La petite mamie d'a côté. Elle est partie comme ça, juste après un café, elle s'est effondrée, dit son mari , ce vieux bonhomme que l'on croise tous les jours arpentant le quartier. La vie sans l'autre, quand on l'a partagée si longtemps, est-ce qu'on s'y habitue ? Dans nos jardins mitoyens, ses hirondelles la cherchent encore.
Et les coucher, les border, les embrasser bien fort. Mais pas plus. Pas plus de temps auprès d’eux. Je fuis leurs yeux innocents. Eux qui n’ont demandé que la joie, et voilà le malheur qui attend au tournant. Qu’aurai-je leur à leur dire, si tu t’en vas ?
Pour la première fois depuis depuis longtemps, je ne peux pas partager ma peine avec toi mon amour. Alors il faut qu'ils soient nombreux à m'entourer, les plus nombreux possibles.
Oui je me sens soudain si coupable. De ne t'avoir pas protégé, pas assez aimé, pas assez regardé. Si j'avais su, est-ce que j'aurais pu ? Est-ce que l'on s'aime en s'épargnant ? Cette énergie-là, à vouloir toujours imaginer avec toi de nouveaux projets, un nouvel horizon, n'est-ce pas, depuis le début, la façon que l'ai de t'aimer ?
Je te dis à voix haute ces pensées qui me traversent, parce qu'il faut bien parler, oser.
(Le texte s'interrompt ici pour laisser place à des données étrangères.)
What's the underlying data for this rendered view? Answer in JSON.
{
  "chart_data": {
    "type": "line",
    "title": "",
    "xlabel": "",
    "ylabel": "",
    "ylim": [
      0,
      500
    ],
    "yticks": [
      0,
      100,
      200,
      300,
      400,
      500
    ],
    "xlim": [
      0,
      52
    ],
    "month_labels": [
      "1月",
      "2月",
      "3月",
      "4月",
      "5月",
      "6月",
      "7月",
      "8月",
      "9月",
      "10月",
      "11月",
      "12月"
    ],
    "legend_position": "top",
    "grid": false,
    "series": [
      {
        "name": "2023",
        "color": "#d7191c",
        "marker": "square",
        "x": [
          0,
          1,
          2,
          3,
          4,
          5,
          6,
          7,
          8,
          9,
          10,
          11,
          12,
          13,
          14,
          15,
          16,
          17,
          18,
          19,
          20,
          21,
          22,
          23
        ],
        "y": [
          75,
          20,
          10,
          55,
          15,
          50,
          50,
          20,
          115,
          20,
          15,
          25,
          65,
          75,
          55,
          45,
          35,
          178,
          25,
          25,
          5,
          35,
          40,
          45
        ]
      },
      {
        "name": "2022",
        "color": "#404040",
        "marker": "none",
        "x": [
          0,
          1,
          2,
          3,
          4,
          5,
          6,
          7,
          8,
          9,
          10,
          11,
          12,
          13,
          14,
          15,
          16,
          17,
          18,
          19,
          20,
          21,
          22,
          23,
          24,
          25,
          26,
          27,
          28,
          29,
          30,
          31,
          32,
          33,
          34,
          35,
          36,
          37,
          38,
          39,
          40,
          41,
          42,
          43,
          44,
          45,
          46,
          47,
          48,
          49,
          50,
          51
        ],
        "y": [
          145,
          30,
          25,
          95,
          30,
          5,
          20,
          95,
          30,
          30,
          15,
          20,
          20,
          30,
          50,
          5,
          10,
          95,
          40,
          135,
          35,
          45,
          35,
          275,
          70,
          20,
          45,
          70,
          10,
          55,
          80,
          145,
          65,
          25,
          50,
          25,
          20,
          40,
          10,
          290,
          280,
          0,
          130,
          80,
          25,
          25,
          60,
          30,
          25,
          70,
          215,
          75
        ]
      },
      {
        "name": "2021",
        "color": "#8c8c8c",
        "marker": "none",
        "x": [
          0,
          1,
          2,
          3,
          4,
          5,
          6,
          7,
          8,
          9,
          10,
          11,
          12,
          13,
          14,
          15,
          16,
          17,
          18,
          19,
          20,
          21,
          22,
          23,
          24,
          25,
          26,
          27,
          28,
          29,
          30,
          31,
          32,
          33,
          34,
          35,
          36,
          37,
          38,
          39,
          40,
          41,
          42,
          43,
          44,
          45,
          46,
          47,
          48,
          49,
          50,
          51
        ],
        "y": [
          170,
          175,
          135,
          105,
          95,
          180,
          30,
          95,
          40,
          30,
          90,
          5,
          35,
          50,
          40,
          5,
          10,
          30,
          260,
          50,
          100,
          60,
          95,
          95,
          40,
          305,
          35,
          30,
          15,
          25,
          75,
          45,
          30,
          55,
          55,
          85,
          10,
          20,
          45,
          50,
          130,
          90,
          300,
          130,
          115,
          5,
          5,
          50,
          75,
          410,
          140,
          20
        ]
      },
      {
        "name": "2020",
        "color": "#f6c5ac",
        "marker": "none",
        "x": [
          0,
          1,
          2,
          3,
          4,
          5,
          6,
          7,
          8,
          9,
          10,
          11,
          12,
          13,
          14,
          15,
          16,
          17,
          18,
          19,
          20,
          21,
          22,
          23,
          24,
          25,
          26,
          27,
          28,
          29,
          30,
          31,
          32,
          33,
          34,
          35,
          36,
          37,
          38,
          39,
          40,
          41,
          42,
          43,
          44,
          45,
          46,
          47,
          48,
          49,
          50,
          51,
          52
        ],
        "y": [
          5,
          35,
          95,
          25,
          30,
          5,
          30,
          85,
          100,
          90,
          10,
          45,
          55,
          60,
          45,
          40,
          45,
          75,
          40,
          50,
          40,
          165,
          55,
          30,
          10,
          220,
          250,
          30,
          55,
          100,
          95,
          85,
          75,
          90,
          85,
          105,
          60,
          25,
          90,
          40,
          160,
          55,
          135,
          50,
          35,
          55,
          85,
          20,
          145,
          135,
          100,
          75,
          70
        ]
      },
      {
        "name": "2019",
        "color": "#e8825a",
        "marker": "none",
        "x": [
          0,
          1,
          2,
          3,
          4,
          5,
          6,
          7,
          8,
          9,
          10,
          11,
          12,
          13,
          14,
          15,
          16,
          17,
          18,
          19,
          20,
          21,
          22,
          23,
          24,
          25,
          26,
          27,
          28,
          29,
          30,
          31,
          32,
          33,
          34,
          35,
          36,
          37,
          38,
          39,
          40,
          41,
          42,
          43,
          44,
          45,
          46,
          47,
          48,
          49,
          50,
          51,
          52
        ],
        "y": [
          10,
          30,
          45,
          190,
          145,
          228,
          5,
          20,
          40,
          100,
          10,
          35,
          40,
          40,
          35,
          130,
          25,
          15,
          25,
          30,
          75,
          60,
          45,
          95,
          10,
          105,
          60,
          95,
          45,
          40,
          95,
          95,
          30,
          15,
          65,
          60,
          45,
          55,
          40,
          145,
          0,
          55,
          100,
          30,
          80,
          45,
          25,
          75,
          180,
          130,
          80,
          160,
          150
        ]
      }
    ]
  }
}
Cela, toi et moi on sait le faire, ouvrir notre cœur à ceux qui se taisent. Depuis la scène, qui est notre jour, l'on choisit, au plus profond de la nuit des spectateurs, dans ce noir épais, chaud et accueillant, notre confident.
Cette part de ton absence que je remplis de mots, à faire de toi mon confident, mon unique.
A chacun de tes départs, je tremblais.
Il me fallait absolument inviter quelqu'un à la maison pour passer le cap de ton départ, devenir à nouveau capable de préparer le repas, jouer avec Margot, la baigner, la coucher, et passer alors un moment seule.
Pourtant le lendemain et les jours suivants, je savais de nouveau m'occuper de Margot avec plaisir, j'aimais la retrouver après mes répétitions, et m'attendais sans problème au petit marathon de la mère solo.
J'ai su, après, combien courante , mais taboue, est cette peur-là, cette solitude de la mère face au bébé qui ne parle pas encore, dépend entièrement de ses soins.
Un vertige dont on ne parle pas.
Paul verse alors dans mon verre ce vin que je vais adorer : "Gewurtztraminer" choc de consonnes et de voyelles, monde de saveurs et de sons, que je vais découvrir avec toi...
J'écoute un à un les nombreux messages reçus depuis ce matin. La nouvelle à presque déjà fait le tour du quartier et, par des connexions que j'ignore, elle est parvenue jusqu'à des amis d'enfance, jusqu'aux récents copains de scène. Cela va vite, ce qui se tisse autour de nous, de témoignages de soutien, de pensées inquiètes, de proposition d'aide.
Je repense à ce matin, il y a quelques années, où j'ai vu les pompiers defibriller, juste sous les volets. La petite mamie d'à côté. Elle est partie comme ça, juste après un café, elle s'est effondrée, dit son mari, ce vieux bonhomme que l'on croise tous les jours arpentant le quartier. La vie sans l'autre, quand on l'a partagée si longtemps, est-ce qu'on s'y habitue ? Dans nos jardins mitoyens, ses hirondelles la cherche encore.
- Je sais que je serai capable de m'en occuper, même s'il est handicapé, même s'il n'est plus le même. J'en suis capable. Pourvu qu'il sache qui je suis, qui nous sommes.